Despite the new technological advances of the 21st century, determining and analyzing RNA structures are still difficult and time-consuming tasks. The size, complexity, and specific detail of RNA 3D structures have been studied using nuclear magnetic resonance, electron microscopy, and crystallography. These techniques require multiple stages to perform in a laboratory.
This is why a program that allows us to obtain the full structure of a RNA motif, based uniquely on its sequence, is so significant. It will allow for accurate prediction and the ability to refine 3D Structures to assist in better and more efficient RNA laboratory work.
How does RNA 3D prediction work?
For the creation of a RNA model, the atoms that compound the RNA are grouped by their respective components (nitrogen base, sugar group or phosphate group) and they are represented by a common figure, for example, all the atoms that compound the phosphate group of a certain nucleotide are represented by a sphere. This is what is known as a Coarse-Grained model, which is a good option for representing complex molecular systems like RNA sequences due to their focus on the atom compound.
Modeling RNA sequences could be very time-consuming if inappropriate algorithms are used in the simulation, which is where the solution proposed by Dr. Simon Poblete comes in. An algorithm that uses divide and conquer and Montecarlo techniques for the implementation of the simulation (SPQR-MC simulation) works well in this type of problem where the RNA structure starts with a sequence of nitrogen bases.
"The SPQR code represents RNA through its nitrogen base, sugar group or phosphate group. Motivus uses this code to explore what happens with a certain RNA sequence, when it, for example, is thrown into a cup of water. Motivus will then give you a 3D structure in a file, with the different positions of all the elements", says Poblete.
For example, the sequence "GGGCGCAAGCCU" is initialized as a disordered 3D structure, the simulation in Motivus then iterates over it until it reaches the minimal state of energy.

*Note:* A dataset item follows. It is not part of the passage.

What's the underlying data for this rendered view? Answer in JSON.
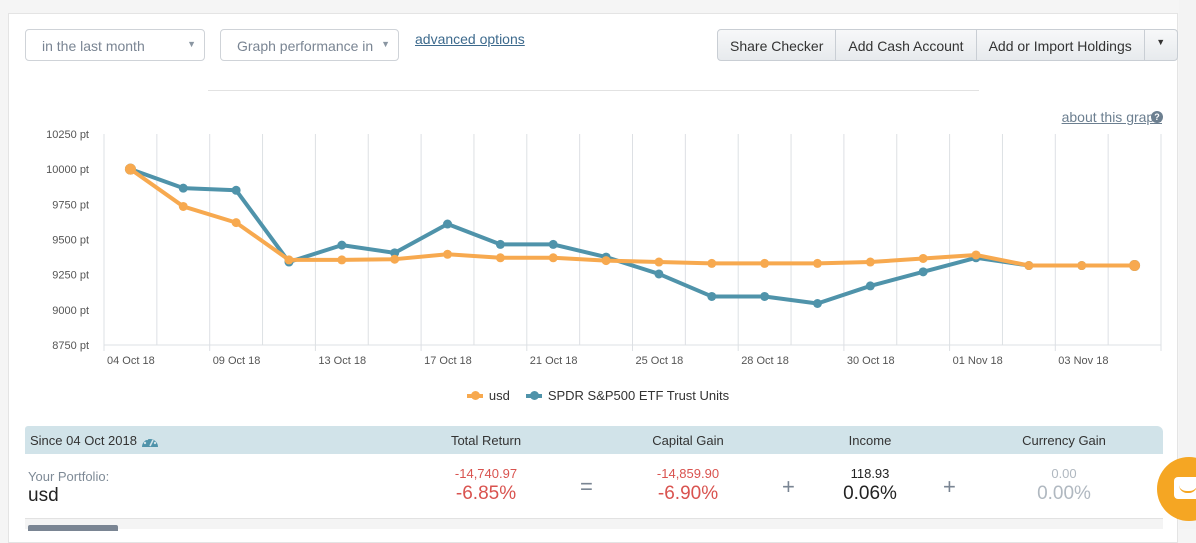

The role of distributed computing through Motivus
The way SPQR works through the Motivus framework is through simultaneous simulations. Let's say that you want to do a calculation that implies 4 different conformations of an RNA; they will have to run simultaneously to reach an accurate result. For example, one simulation connects the different components, another removes knots and errors, another one remodels, and another one minimizes the structure.
The algorithm that uses SPQR through Motivus then works as a black box, where different calculations that inform each other happen simultaneously, and these simulations are sent through the Motivus framework to different users all over the world. The users’ personal devices therefore function data processing nodes.

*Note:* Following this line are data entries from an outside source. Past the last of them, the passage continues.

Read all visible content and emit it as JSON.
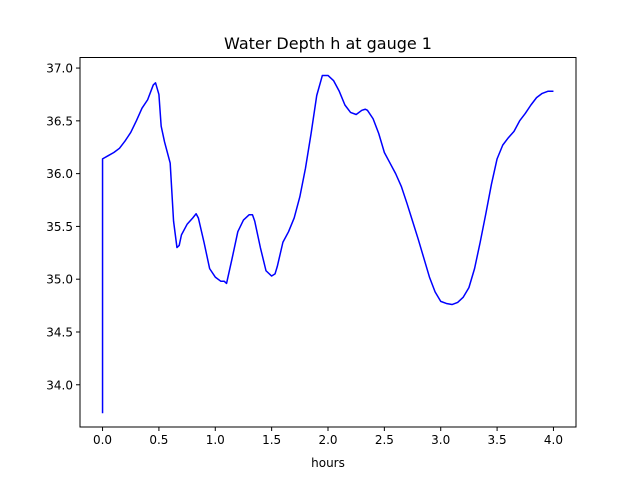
{
  "chart_data": {
    "type": "line",
    "title": "Water Depth h at gauge 1",
    "xlabel": "hours",
    "ylabel": "",
    "xlim": [
      -0.2,
      4.2
    ],
    "ylim": [
      33.6,
      37.1
    ],
    "xticks": [
      0.0,
      0.5,
      1.0,
      1.5,
      2.0,
      2.5,
      3.0,
      3.5,
      4.0
    ],
    "xtick_labels": [
      "0.0",
      "0.5",
      "1.0",
      "1.5",
      "2.0",
      "2.5",
      "3.0",
      "3.5",
      "4.0"
    ],
    "yticks": [
      34.0,
      34.5,
      35.0,
      35.5,
      36.0,
      36.5,
      37.0
    ],
    "ytick_labels": [
      "34.0",
      "34.5",
      "35.0",
      "35.5",
      "36.0",
      "36.5",
      "37.0"
    ],
    "grid": false,
    "series": [
      {
        "color": "#0000ff",
        "x": [
          0.0,
          0.0,
          0.05,
          0.1,
          0.15,
          0.2,
          0.25,
          0.3,
          0.35,
          0.4,
          0.45,
          0.47,
          0.5,
          0.52,
          0.55,
          0.6,
          0.63,
          0.66,
          0.68,
          0.7,
          0.75,
          0.8,
          0.83,
          0.85,
          0.9,
          0.95,
          1.0,
          1.05,
          1.08,
          1.1,
          1.15,
          1.2,
          1.25,
          1.3,
          1.33,
          1.35,
          1.4,
          1.45,
          1.5,
          1.53,
          1.55,
          1.6,
          1.65,
          1.7,
          1.75,
          1.8,
          1.85,
          1.9,
          1.95,
          2.0,
          2.02,
          2.05,
          2.1,
          2.15,
          2.2,
          2.25,
          2.3,
          2.33,
          2.35,
          2.4,
          2.45,
          2.5,
          2.55,
          2.6,
          2.65,
          2.7,
          2.75,
          2.8,
          2.85,
          2.9,
          2.95,
          3.0,
          3.05,
          3.1,
          3.15,
          3.2,
          3.25,
          3.3,
          3.35,
          3.4,
          3.45,
          3.5,
          3.55,
          3.6,
          3.65,
          3.7,
          3.75,
          3.8,
          3.85,
          3.9,
          3.95,
          4.0
        ],
        "y": [
          33.73,
          36.14,
          36.17,
          36.2,
          36.24,
          36.31,
          36.39,
          36.5,
          36.62,
          36.7,
          36.84,
          36.86,
          36.75,
          36.45,
          36.3,
          36.1,
          35.55,
          35.3,
          35.32,
          35.42,
          35.52,
          35.58,
          35.62,
          35.58,
          35.35,
          35.1,
          35.02,
          34.98,
          34.98,
          34.96,
          35.2,
          35.45,
          35.56,
          35.61,
          35.61,
          35.55,
          35.3,
          35.08,
          35.03,
          35.05,
          35.12,
          35.35,
          35.45,
          35.58,
          35.78,
          36.05,
          36.38,
          36.74,
          36.93,
          36.93,
          36.91,
          36.88,
          36.78,
          36.65,
          36.58,
          36.56,
          36.6,
          36.61,
          36.6,
          36.52,
          36.38,
          36.2,
          36.1,
          36.0,
          35.88,
          35.72,
          35.55,
          35.38,
          35.2,
          35.02,
          34.88,
          34.79,
          34.77,
          34.76,
          34.78,
          34.83,
          34.92,
          35.1,
          35.35,
          35.62,
          35.9,
          36.14,
          36.27,
          36.34,
          36.4,
          36.5,
          36.57,
          36.65,
          36.72,
          36.76,
          36.78,
          36.78
        ]
      }
    ]
  }
}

In predicting RNA 3D structures through SPQR, parallel data processing is essential. You can have a workstation with 32 processors, where each one takes 2 hours to process, but if your structures require 700 simulations, then the computer would take 2 days to finalize the calculations. On the other hand, if you have 700 computers or nodes, and even if they are significantly slower than the workstation, the calculations could be run simultaneously and achieve results in even 10 hours.

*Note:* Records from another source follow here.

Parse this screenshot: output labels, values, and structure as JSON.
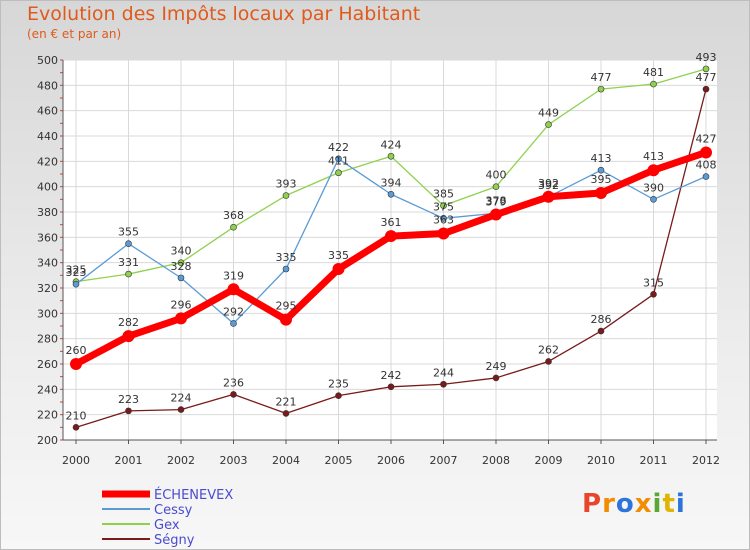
{
  "header": {
    "title": "Evolution des Impôts locaux par Habitant",
    "subtitle": "(en € et par an)"
  },
  "logo": {
    "text": "Proxiti",
    "colors": [
      "#e8462a",
      "#f28c00",
      "#2e73d9",
      "#f28c00",
      "#5aa832",
      "#e0b400",
      "#2e73d9"
    ]
  },
  "chart_data": {
    "type": "line",
    "x": [
      2000,
      2001,
      2002,
      2003,
      2004,
      2005,
      2006,
      2007,
      2008,
      2009,
      2010,
      2011,
      2012
    ],
    "ylim": [
      200,
      500
    ],
    "yticks": [
      200,
      220,
      240,
      260,
      280,
      300,
      320,
      340,
      360,
      380,
      400,
      420,
      440,
      460,
      480,
      500
    ],
    "grid": true,
    "legend_position": "bottom-left",
    "series": [
      {
        "name": "Ségny",
        "color": "#7a1a1a",
        "values": [
          210,
          223,
          224,
          236,
          221,
          235,
          242,
          244,
          249,
          262,
          286,
          315,
          477
        ]
      },
      {
        "name": "Gex",
        "color": "#8fd14f",
        "values": [
          325,
          331,
          340,
          368,
          393,
          411,
          424,
          385,
          400,
          449,
          477,
          481,
          493
        ]
      },
      {
        "name": "Cessy",
        "color": "#5b9bd5",
        "values": [
          323,
          355,
          328,
          292,
          335,
          422,
          394,
          375,
          379,
          392,
          413,
          390,
          408
        ]
      },
      {
        "name": "ÉCHENEVEX",
        "color": "#ff0000",
        "values": [
          260,
          282,
          296,
          319,
          295,
          335,
          361,
          363,
          378,
          392,
          395,
          413,
          427
        ]
      }
    ]
  }
}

"There is no limit to what can be achieved. Motivus took my code and implemented it differently so that it rests on their server. Then, if I or any scientist in the world has a calculation they want to do, they can enter the sequence in the Motivus framework and then distribute it all over the world to be calculated."
"There are very interesting things that my model can offer, and that is why I want people to be able to use it. I'm not satisfied with only publishing things, I want them to be utilized. Hopefully it will inspire other scientists to solve different problems".
Dr. Simon Poblete is part of the Physics Sciences and Mathematics Institute of Universidad Austral de Chile.